Hybrid Immersed Boundary-Lattice Boltzmann Method for Compressible Flows

This talk presents a numerical method for simulating compressible flows using a penalty immersed-boundary method (IBM) coupled with the lattice Boltzmann method (LBM). The LBM has become a popular alternative to conventional numerical methods due to its ease of implementation and lower computational cost. Because of its intrinsic parallel nature, it stands at the forefront of solving many industrial problems when coupled with IBM. However, traditional LBM struggles with high-speed flows due to the inability of standard lattice models to recover the compressible Navier-Stokes equations.
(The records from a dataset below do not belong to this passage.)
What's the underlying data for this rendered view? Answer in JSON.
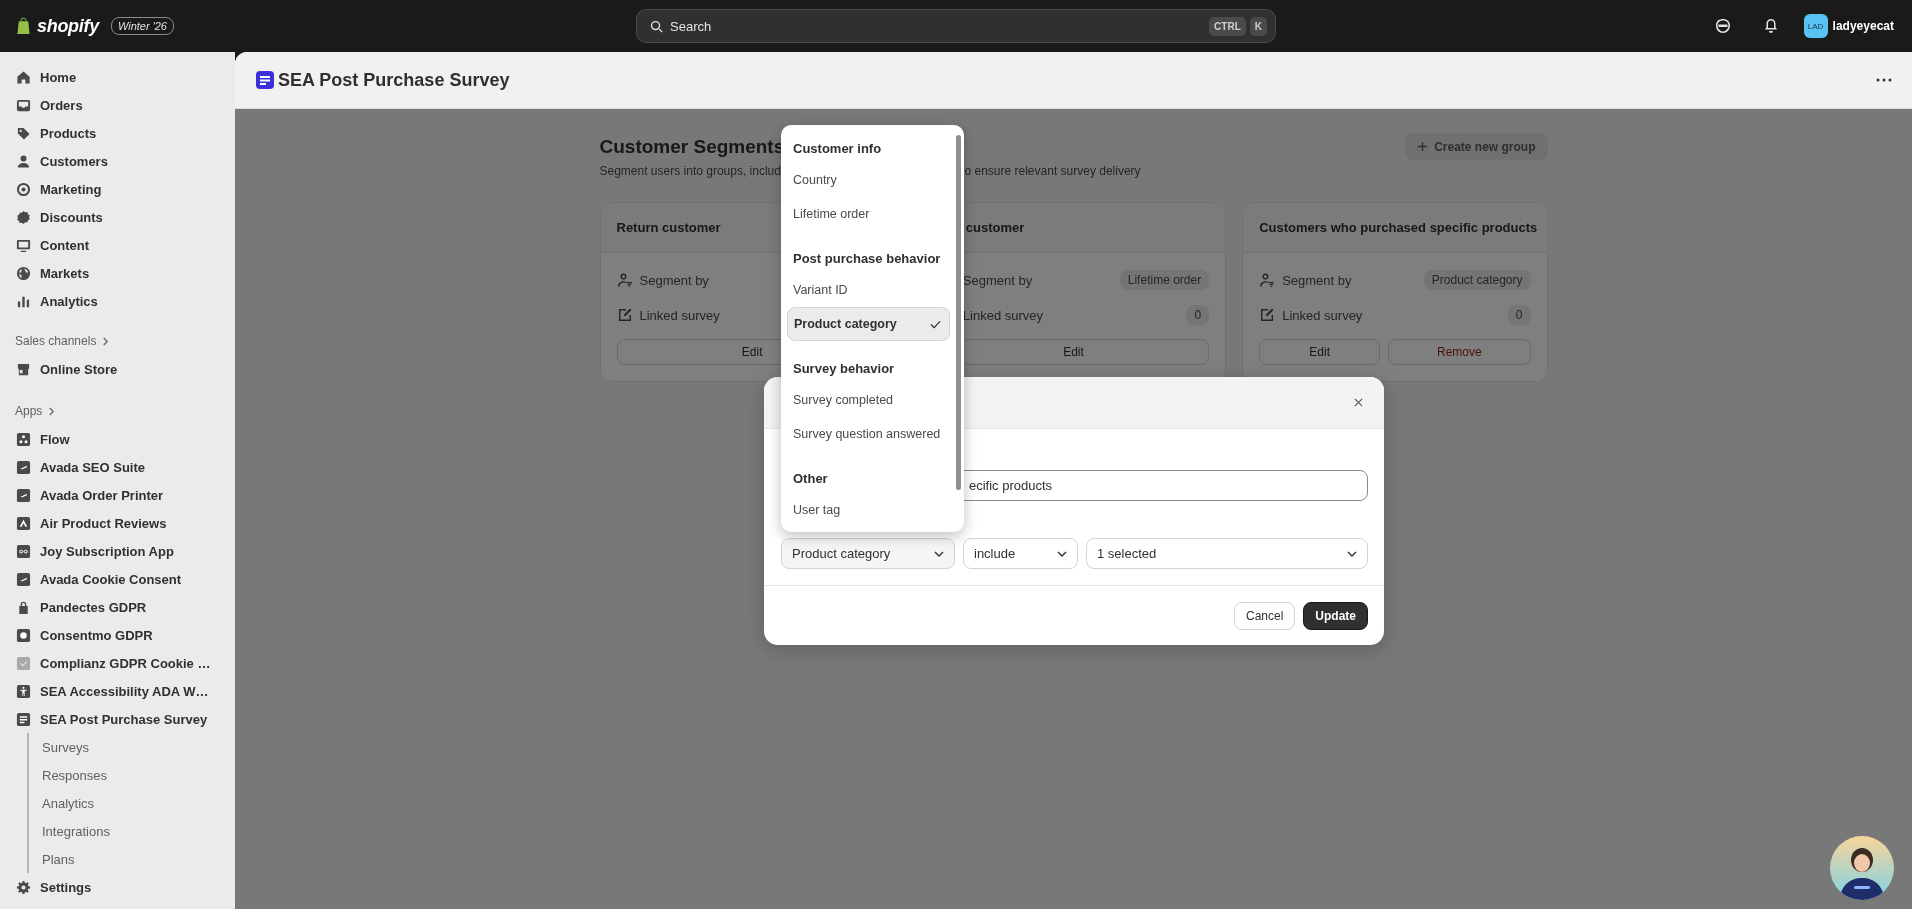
{
  "top_bar": {
    "logo_text": "shopify",
    "edition": "Winter '26",
    "search": {
      "placeholder": "Search",
      "shortcut": [
        "CTRL",
        "K"
      ]
    },
    "account": {
      "initials": "LAD",
      "name": "ladyeyecat"
    }
  },
  "sidebar": {
    "main_items": [
      {
        "label": "Home",
        "kind": "home"
      },
      {
        "label": "Orders",
        "kind": "inbox"
      },
      {
        "label": "Products",
        "kind": "tag"
      },
      {
        "label": "Customers",
        "kind": "person"
      },
      {
        "label": "Marketing",
        "kind": "target"
      },
      {
        "label": "Discounts",
        "kind": "badge"
      },
      {
        "label": "Content",
        "kind": "monitor"
      },
      {
        "label": "Markets",
        "kind": "globe"
      },
      {
        "label": "Analytics",
        "kind": "bars"
      }
    ],
    "sales_channels": {
      "heading": "Sales channels",
      "items": [
        {
          "label": "Online Store",
          "kind": "store"
        }
      ]
    },
    "apps": {
      "heading": "Apps",
      "items": [
        {
          "label": "Flow",
          "kind": "flow"
        },
        {
          "label": "Avada SEO Suite",
          "kind": "app"
        },
        {
          "label": "Avada Order Printer",
          "kind": "app"
        },
        {
          "label": "Air Product Reviews",
          "kind": "air"
        },
        {
          "label": "Joy Subscription App",
          "kind": "loop"
        },
        {
          "label": "Avada Cookie Consent",
          "kind": "app"
        },
        {
          "label": "Pandectes GDPR",
          "kind": "lock"
        },
        {
          "label": "Consentmo GDPR",
          "kind": "consent"
        },
        {
          "label": "Complianz GDPR Cookie …",
          "kind": "faded"
        },
        {
          "label": "SEA Accessibility ADA W…",
          "kind": "access"
        },
        {
          "label": "SEA Post Purchase Survey",
          "kind": "survey",
          "children": [
            {
              "label": "Surveys"
            },
            {
              "label": "Responses"
            },
            {
              "label": "Analytics"
            },
            {
              "label": "Integrations"
            },
            {
              "label": "Plans"
            }
          ]
        }
      ]
    },
    "settings": {
      "label": "Settings",
      "kind": "gear"
    }
  },
  "page_header": {
    "title": "SEA Post Purchase Survey"
  },
  "segments": {
    "title": "Customer Segments",
    "description_parts": [
      "Segment users into groups, includ",
      "o ensure relevant survey delivery"
    ],
    "create_button": {
      "label": "Create new group",
      "disabled": true
    },
    "cards": [
      {
        "title": "Return customer",
        "rows": [
          {
            "label": "Segment by",
            "kind": "segment"
          },
          {
            "label": "Linked survey",
            "kind": "survey"
          }
        ],
        "actions": [
          {
            "label": "Edit",
            "kind": "default"
          }
        ]
      },
      {
        "title": "customer",
        "rows": [
          {
            "label": "Segment by",
            "value": "Lifetime order"
          },
          {
            "label": "Linked survey",
            "value": "0"
          }
        ],
        "actions": [
          {
            "label": "Edit",
            "kind": "default"
          }
        ]
      },
      {
        "title": "Customers who purchased specific products",
        "rows": [
          {
            "label": "Segment by",
            "kind": "segment",
            "value": "Product category"
          },
          {
            "label": "Linked survey",
            "kind": "survey",
            "value": "0"
          }
        ],
        "actions": [
          {
            "label": "Edit",
            "kind": "default"
          },
          {
            "label": "Remove",
            "kind": "destructive"
          }
        ]
      }
    ]
  },
  "modal": {
    "name_field": {
      "value": "ecific products"
    },
    "condition": {
      "attribute": "Product category",
      "operator": "include",
      "value": "1 selected"
    },
    "buttons": [
      {
        "label": "Cancel",
        "kind": "secondary"
      },
      {
        "label": "Update",
        "kind": "primary"
      }
    ]
  },
  "attribute_menu": {
    "groups": [
      {
        "heading": "Customer info",
        "options": [
          {
            "label": "Country",
            "selected": false
          },
          {
            "label": "Lifetime order",
            "selected": false
          }
        ]
      },
      {
        "heading": "Post purchase behavior",
        "options": [
          {
            "label": "Variant ID",
            "selected": false
          },
          {
            "label": "Product category",
            "selected": true
          }
        ]
      },
      {
        "heading": "Survey behavior",
        "options": [
          {
            "label": "Survey completed",
            "selected": false
          },
          {
            "label": "Survey question answered",
            "selected": false
          }
        ]
      },
      {
        "heading": "Other",
        "options": [
          {
            "label": "User tag",
            "selected": false
          }
        ]
      }
    ]
  }
}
In this study, we developed a hybrid compressible LBM approach, using LBM for the mass and momentum equations and the finite difference method (FDM) for the energy equation, alongside an iterative IBM. To guarantee accuracy and stability, a 4th-order hybrid recursive regularized collision model has been adopted. The errors in the stress tensor of standard LBM for high-speed flows are corrected using a numerical force. A diffuse IBM is adopted due to its better numerical efficiency in handling moving geometries and because it can also handle thermal boundary conditions. For validation, subsonic and supersonic flow over a 2D circular cylinder, as well as transonic flow over a NACA airfoil, are presented. The current findings show good agreement with previously published data derived from alternative methodologies, validating the effectiveness of the current solver in simulating highly compressible flows.